Some physicians say goose-stepping can be harmful to the health of an army that depends heavily on infantry soldiers.

“Goose-stepping isn’t a good way to train—it’s too easy to end up with lower limb injuries, especially stress fractures,” said Lin Hsin-chin, a sports medicine doctor who prefers to take part in the martial art of jiu jitsu.

Military historians trace the origin of goose-stepping to the Prussian army in the 18th century—an era when synchronized advance had strategic purpose and built stamina for the battlefield. Goose-stepping eventually marched via Germany and Japan into the repertoire of Chinese warlords, and onward into the Republic of China’s Nationalist Army, according to Taipei-based military historian Chen Yu-shen.





For author George Orwell, the practice was “an affirmation of naked power.” The goose-step, he wrote in 1941, “is one of the most horrible sights in the world, far more terrifying than a dive-bomber.”


Echoes of autocracy strike a nerve in Taiwan, a democracy that survives in defiance of its large authoritarian neighbor, which claims the island as its own.

Hong Kong has moved in the opposite direction. As democratic freedoms withered under the thumb of Beijing, the police force in the territory began several years ago to adopt the goose-stepping style practiced on the Chinese mainland, abandoning the bent-kneed marching drills of the British colonial era.
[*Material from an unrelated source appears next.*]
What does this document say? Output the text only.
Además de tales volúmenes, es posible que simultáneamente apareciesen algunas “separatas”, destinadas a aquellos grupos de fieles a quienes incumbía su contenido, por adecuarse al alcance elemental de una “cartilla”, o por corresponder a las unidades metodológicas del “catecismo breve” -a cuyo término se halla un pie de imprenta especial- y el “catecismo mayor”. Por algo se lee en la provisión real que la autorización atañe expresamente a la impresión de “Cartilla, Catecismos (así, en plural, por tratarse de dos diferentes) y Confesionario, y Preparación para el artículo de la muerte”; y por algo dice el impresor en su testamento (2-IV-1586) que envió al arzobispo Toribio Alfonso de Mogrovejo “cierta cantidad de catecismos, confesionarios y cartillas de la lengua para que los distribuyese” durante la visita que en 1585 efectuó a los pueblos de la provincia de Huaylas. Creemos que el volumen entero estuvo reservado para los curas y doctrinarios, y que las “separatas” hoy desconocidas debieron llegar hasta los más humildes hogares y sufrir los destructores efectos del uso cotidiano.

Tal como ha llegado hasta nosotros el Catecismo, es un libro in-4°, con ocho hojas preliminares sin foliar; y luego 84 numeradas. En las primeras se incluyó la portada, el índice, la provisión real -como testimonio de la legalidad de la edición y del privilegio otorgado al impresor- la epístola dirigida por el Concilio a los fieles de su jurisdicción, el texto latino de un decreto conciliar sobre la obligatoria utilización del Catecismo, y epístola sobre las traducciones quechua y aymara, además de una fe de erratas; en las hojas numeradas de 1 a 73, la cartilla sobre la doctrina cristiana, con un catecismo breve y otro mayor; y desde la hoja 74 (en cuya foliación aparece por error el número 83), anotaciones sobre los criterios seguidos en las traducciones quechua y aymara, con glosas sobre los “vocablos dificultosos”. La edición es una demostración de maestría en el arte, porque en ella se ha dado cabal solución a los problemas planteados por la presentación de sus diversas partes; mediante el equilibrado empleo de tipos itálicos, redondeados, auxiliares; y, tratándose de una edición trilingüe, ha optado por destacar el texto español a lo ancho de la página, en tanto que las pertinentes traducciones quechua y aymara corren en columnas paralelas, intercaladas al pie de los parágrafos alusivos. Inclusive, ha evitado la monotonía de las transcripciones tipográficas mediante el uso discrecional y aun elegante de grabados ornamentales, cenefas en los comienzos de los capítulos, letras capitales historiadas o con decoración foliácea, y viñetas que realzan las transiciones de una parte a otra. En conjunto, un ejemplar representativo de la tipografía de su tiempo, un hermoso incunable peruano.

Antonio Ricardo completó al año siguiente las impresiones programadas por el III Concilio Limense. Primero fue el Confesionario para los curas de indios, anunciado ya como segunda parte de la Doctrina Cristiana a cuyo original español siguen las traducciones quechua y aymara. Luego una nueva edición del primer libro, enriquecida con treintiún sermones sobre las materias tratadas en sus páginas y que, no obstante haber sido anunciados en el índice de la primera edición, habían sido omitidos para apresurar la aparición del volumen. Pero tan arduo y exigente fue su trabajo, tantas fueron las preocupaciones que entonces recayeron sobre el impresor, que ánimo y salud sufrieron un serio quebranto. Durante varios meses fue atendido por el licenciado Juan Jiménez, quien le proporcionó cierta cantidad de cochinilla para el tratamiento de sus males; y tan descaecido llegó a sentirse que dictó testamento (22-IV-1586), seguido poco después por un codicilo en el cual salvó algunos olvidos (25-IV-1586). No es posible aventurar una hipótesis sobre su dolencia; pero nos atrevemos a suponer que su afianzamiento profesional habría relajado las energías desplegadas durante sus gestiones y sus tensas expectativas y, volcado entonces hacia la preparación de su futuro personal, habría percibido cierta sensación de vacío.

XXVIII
For some Taiwanese, goose-stepping evokes the era of martial law that held sway over the island for nearly four decades under Chiang Kai-shek and his political party, the Kuomintang, or KMT.

In 2003, under Democratic Progressive Party President Chen Shui-bian, goose-stepping was officially dropped from military training. Cadets learned instead to simply march in unison.
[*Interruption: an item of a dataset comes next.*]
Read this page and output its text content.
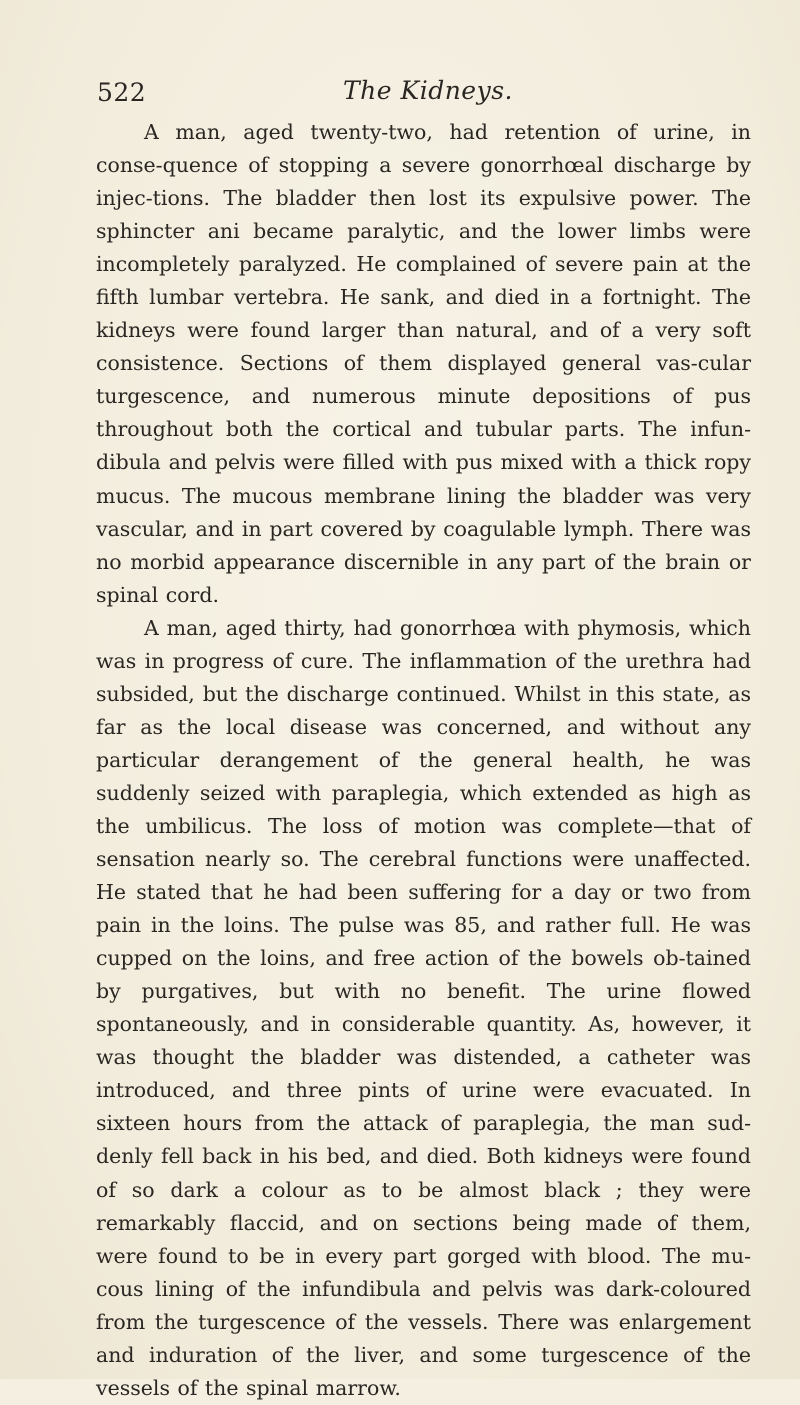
522	The Kidneys.

A man, aged twenty-two, had retention of urine, in conse-quence of stopping a severe gonorrhœal discharge by injec-tions. The bladder then lost its expulsive power. The sphincter ani became paralytic, and the lower limbs were incompletely paralyzed. He complained of severe pain at the fifth lumbar vertebra. He sank, and died in a fortnight. The kidneys were found larger than natural, and of a very soft consistence. Sections of them displayed general vas-cular turgescence, and numerous minute depositions of pus throughout both the cortical and tubular parts. The infun-dibula and pelvis were filled with pus mixed with a thick ropy mucus. The mucous membrane lining the bladder was very vascular, and in part covered by coagulable lymph. There was no morbid appearance discernible in any part of the brain or spinal cord.

A man, aged thirty, had gonorrhœa with phymosis, which was in progress of cure. The inflammation of the urethra had subsided, but the discharge continued. Whilst in this state, as far as the local disease was concerned, and without any particular derangement of the general health, he was suddenly seized with paraplegia, which extended as high as the umbilicus. The loss of motion was complete—that of sensation nearly so. The cerebral functions were unaffected. He stated that he had been suffering for a day or two from pain in the loins. The pulse was 85, and rather full. He was cupped on the loins, and free action of the bowels ob-tained by purgatives, but with no benefit. The urine flowed spontaneously, and in considerable quantity. As, however, it was thought the bladder was distended, a catheter was introduced, and three pints of urine were evacuated. In sixteen hours from the attack of paraplegia, the man sud-denly fell back in his bed, and died. Both kidneys were found of so dark a colour as to be almost black ; they were remarkably flaccid, and on sections being made of them, were found to be in every part gorged with blood. The mu-cous lining of the infundibula and pelvis was dark-coloured from the turgescence of the vessels. There was enlargement and induration of the liver, and some turgescence of the vessels of the spinal marrow.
But the goose step wasn’t completely stamped out. In the years that followed, the practice had its ups and downs. In 2016, Ho Chi-sheng pulled together about 500 veterans in a goose-step parade in front of the office of the newly inaugurated DPP president. The demonstration, he said, was sparked by a video circulating on social media showing cadets marching sloppily.

Ho wanted to create a display recalling Taiwan’s big National Day military parades of the 1980s. “This was the feeling of glory—our moment to shine,” the military veteran, now a human-resources manager, said.
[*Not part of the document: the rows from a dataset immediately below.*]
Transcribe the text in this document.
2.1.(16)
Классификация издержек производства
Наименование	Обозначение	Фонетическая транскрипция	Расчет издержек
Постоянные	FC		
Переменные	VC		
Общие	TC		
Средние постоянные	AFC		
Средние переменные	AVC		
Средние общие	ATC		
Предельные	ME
In 2023, Koo’s predecessor Chiu Kuo-cheng, a Whampoa alum, brought goose-stepping veterans back into the academy’s annual parade.

It wasn’t unexpected that Koo, the first civilian to head the Defense Ministry in over a decade, would once again give goose steppers the boot. A former lawyer, Koo once led a government body responsible for addressing the injustices of the KMT’s authoritarian past.

Shortly after taking the defense post, Koo told lawmakers that if “it doesn’t align with the core purpose of combat training, we’ll get rid of it.”

For Fan Tien-pei, a 60-year-old Whampoa alum who often leads training sessions under the Taipei overpass, synchronized goose-stepping and bayonet drills are the route to physical and mental fitness.

“Without this kind of display,” said Fan, “you just can’t picture a unit being ready for battle.”

“ ‘That’s so dumb,’ ” former cadet Chen Yuan-te, 26, said a comrade once told him about goose-stepping. Chen is too young to have learned the march, but said he’d probably feel it was silly, too, if he had to do it.